Global cooling: Wind up the wurlitzer and let her rip!


There’s no doubt the earth has undergone periods of relatively abrupt warming and cooling in the distant past. We know it defines the onset of the Pleistocene for example, marking the beginning of classic ice ages. I doubt you can find a biologist who thinks either one could happen without affecting ecosystems far and wide. But how long before the usual suspects strip out the paleo-climate and atmospheric context of this and enlist it to confuse the laypublic on climate change?

NNWN — Many studies have focused on the effects of global warming, Now, researchers have shown that a phenomenon called “global cooling” that occurred about 116 million years ago was associated with the loss of marine life.

Global temperatures began to drop primarily after the super-continent, Pangaea began to drift apart, hence creating large oceanic basins. In the study, researchers showed how the rise of water bodies around continents reduced temperatures around the world by increasing the surface area for marine algae to grow. The dead algae were buried in the sediments and locked up a certain amount of carbon with them that reduced the atmospheric carbon dioxide.

Low levels of the gas in the atmosphere led to a major shift in the carbon cycle with global temparatures dropping to 5 Celcius, about 2.5 million years ago. This “cold snap” ended when intense volcanic activity in the Indian Ocean began adding high volumes of carbon back to the atmosphere. The warming began about 2 million years back.

It is worth noting that the global cooling effect occurred over a period of a million years while human-induced global warming has occurred just over a few decades.

It would be easy to use that to sow confusion. Ask someone with little knowledge of the basic sciences involved and they could easily come away from that article thinking this study found the average global temperature 2.5 million years ago was 5° C, (41° F). Brrrr! That’s quite a chilly indeed!

It’s also dead wrong. The average global temperature today is about 14°C (57° F) plus or minus one or two degrees depending on how its calculated.

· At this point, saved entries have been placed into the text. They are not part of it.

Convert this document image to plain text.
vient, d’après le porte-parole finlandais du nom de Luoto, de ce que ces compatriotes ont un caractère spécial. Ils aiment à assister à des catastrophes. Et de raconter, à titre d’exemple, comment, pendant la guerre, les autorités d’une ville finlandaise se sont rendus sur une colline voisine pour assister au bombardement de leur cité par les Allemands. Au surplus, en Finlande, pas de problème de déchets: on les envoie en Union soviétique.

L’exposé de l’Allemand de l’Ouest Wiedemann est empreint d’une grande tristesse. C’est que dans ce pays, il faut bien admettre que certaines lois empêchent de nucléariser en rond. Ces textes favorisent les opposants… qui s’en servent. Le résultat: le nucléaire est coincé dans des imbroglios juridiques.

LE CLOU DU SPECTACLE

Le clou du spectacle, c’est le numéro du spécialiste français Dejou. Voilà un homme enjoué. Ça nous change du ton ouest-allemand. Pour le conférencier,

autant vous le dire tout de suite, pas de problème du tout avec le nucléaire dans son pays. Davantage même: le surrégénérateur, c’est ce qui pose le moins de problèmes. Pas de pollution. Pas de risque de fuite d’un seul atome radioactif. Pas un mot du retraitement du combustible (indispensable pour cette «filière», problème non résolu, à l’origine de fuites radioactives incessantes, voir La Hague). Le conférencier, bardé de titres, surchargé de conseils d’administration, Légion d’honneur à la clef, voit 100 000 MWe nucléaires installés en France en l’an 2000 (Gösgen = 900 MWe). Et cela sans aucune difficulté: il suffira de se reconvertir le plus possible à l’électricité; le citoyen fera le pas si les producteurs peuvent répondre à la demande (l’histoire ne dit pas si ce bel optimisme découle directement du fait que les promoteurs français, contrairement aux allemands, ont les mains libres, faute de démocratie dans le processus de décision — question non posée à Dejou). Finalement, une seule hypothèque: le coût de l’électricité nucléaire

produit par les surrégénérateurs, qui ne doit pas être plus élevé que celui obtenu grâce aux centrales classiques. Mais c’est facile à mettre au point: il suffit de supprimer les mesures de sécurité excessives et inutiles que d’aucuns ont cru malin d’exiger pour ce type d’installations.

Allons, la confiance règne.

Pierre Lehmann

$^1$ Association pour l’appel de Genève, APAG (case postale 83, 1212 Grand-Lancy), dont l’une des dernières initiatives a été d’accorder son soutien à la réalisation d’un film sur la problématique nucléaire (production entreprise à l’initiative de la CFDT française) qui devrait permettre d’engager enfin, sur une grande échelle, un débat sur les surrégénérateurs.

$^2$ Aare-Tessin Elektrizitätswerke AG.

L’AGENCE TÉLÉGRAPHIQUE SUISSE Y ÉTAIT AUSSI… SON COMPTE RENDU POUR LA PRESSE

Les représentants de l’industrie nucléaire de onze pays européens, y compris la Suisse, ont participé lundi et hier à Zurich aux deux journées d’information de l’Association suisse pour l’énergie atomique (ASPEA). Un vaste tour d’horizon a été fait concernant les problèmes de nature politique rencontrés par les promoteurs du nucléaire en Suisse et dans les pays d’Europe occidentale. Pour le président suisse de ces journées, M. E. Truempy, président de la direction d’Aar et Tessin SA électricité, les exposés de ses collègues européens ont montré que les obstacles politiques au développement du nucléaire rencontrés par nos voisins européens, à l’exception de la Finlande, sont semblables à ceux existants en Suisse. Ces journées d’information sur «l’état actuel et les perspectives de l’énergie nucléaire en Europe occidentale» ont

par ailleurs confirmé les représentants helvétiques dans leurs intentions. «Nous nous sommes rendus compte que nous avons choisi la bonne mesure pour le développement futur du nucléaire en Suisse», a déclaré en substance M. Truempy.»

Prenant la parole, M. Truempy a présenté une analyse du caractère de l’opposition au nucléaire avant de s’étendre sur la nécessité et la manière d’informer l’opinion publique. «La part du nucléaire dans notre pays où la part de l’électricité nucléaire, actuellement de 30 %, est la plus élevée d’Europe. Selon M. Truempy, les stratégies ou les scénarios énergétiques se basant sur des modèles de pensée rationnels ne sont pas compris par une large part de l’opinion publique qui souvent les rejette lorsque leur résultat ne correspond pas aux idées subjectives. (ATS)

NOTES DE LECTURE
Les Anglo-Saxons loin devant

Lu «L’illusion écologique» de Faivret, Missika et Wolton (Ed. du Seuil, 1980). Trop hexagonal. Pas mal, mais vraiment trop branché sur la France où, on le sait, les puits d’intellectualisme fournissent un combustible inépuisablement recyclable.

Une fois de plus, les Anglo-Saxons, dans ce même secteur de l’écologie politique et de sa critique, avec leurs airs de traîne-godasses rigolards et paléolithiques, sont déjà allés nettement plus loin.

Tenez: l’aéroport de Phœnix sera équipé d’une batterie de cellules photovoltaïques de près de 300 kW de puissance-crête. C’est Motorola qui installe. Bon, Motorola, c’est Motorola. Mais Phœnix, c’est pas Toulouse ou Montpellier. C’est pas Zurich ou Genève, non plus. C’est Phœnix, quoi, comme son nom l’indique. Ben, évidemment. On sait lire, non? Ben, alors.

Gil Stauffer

There is little doubt among experts that global averages in the Cretaceous and Jurassic were considerably higher than today.

It’s so confusing I’m not even sure if I’ve unraveled it correctly. But presumably, what the staff writer above was trying to convey is the study’s author’s theorizing that less photosynthetic biomass led to a drop in CO2 resulting in a decline of about 5° C, and that this took place over 2.5 million years beginning about 116 million years ago.

Fossil fuel fronts won’t be nearly so circumspect. Quite the contrary, they are eager to capitalize on exactly those kinds of mistakes.